El Diamante es un pub coqueto que está a seis
o siete manzanas de la playa, lo suficientemente lejos de ella para que no lo
invadan turistas ebrios o niñatos sin alma. El Diamante abre
hacia las seis pero yo nunca he ido antes de las once, después de cenar, para
tomar una copa. Antes y ahora. Antes, con ella; ahora solo. El
Diamante es un lugar en el que la luz es tenue, con rincones
donde poder charlar sin que te miren, donde la música de slow
jazz suena suave, sin estruendo, acompañando las conversaciones. Hay
cuadros con vistas antiguas de la ciudad y estantes con figuritas traídas de
Sudamérica, un saxo colgado por encima de la puerta. Desde siempre, o al menos
desde que yo conozco el lugar, en la barra está Joan al que yo siempre le he
conocido viejo, arrugado, de tez morena y pelo negro, uno de estos tipos que emanan
confianza y simpatía, que siempre tienen la misma edad, la vejez estática de un
patriarca. Vas un par de veces y ya sabe lo que quieres y te trata como un
asiduo. El Diamante es el establecimiento con el mejor
Bumblebee del mundo y Joan se encarga de confirmarlo a
cualquiera que quiera escucharle.
Entonces, cuando la vida era dulce, ambos trabajábamos en
turno de tarde.
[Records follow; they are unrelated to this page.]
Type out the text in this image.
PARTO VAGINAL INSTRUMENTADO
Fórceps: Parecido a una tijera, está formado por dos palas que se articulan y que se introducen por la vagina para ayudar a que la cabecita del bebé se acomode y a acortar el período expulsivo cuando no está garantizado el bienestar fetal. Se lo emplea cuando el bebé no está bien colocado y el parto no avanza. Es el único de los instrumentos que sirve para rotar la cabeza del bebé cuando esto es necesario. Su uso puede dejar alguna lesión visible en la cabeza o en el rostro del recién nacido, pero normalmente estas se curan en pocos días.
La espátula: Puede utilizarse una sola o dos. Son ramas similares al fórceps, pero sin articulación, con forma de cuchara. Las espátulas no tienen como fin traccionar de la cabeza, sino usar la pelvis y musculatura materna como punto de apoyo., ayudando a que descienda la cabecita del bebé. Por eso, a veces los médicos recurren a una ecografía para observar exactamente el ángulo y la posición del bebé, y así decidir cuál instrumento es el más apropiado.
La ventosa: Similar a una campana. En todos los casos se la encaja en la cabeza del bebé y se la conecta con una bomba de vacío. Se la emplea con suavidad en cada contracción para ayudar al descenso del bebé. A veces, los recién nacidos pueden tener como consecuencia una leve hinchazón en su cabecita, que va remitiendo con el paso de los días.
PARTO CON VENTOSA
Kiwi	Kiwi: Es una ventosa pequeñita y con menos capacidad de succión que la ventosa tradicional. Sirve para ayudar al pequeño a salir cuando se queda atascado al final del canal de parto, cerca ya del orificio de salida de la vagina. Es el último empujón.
En invierno, nos daba el tiempo justo para cenar en uno de los
bares de la zona- unas anchoas asadas o una ensalada de tomate con cebolla, una
sopa de pescado cuando hacía mucho frío- y luego caminábamos abrazados hasta el
Diamante. Con suerte, si no nos demorábamos, encontrábamos
libre la mesita redonda de mármol de la esquina y allá nos servía Joan el café
y la copita de Baileys que nos daba para permanecer mirándonos hasta que echaba la
persiana. Era guapa hasta el infinito. Luego, la mierda del cáncer, la
injusticia de quedarme.
Hoy, ya no me apresuro tanto. Me da igual sentarme en una
mesa u otra. Ahora, Joan sabe que me bebo un Bumblebee, sin café, sin cenar,
luego otro Bumblebee, luego otro. Solo.
Es curioso, antes, cuando iba al Diamante
con ella, nos mirábamos sin apenas hablarnos. No hacía falta. Ahora, no puedo
mirarla y, sin embargo, no hago sino hablarle.